Pubblicato il 17 ottobre 2014

il valore di un’azienda definito ai fini dell’imposta di registro e più elevato del corrispettivo dichiarato in un atto di cessione può rappresentare un elemento in base al quale l’Agenzia delle entrate può presumere la plusvalenza anche ai fini delle imposte dirette

Il valore di un’azienda definito ai fini dell’imposta di registro e più elevato del corrispettivo dichiarato in un atto di cessione può rappresentare un elemento in base al quale l’Agenzia delle entrate può presumere la plusvalenza. Tuttavia, il giudice deve valutare attentamente tutti gli elementi prodotti a fini probatori in senso contrario dal contribuente.
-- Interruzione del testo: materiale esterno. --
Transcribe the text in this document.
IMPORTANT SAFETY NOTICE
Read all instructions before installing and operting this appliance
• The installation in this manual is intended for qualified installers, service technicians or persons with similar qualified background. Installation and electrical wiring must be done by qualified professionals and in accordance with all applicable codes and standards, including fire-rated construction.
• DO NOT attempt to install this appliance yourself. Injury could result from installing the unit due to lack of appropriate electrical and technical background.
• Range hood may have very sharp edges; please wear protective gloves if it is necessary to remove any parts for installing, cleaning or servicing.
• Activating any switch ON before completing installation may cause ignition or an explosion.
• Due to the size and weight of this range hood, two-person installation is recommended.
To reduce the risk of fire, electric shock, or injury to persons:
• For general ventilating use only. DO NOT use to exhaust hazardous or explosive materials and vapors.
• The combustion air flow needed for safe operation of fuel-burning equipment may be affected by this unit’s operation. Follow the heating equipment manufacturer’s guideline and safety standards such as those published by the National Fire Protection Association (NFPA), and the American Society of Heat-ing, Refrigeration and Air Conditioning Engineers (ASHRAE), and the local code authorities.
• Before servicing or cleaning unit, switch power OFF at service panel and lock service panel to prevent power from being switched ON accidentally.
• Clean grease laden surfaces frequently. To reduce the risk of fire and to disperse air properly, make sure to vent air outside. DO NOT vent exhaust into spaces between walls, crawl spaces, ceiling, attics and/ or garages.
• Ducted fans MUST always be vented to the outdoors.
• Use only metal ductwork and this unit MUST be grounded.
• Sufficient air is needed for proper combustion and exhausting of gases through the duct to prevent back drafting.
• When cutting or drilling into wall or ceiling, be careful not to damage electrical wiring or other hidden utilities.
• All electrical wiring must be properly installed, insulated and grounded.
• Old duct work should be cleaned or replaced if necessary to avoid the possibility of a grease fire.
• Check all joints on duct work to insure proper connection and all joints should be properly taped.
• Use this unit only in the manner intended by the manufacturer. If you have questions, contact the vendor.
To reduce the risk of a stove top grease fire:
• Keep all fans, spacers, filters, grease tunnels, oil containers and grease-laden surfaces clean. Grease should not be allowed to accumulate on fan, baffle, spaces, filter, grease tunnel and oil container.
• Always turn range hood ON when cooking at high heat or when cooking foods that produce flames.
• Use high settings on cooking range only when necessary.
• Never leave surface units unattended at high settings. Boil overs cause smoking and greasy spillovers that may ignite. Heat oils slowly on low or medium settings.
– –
L’indicazione proviene dalla Corte di Cassazione con l’ordinanza n. 21632 depositata il 14 ottobre scorso.

Nel caso di specie, prima delle indicazioni della Suprema Corte i giudici di merito (la Commissione tributaria regionale) hanno ritenuto legittimo l’accertamento sulla base del valore definito ai fini dell’imposta di registro.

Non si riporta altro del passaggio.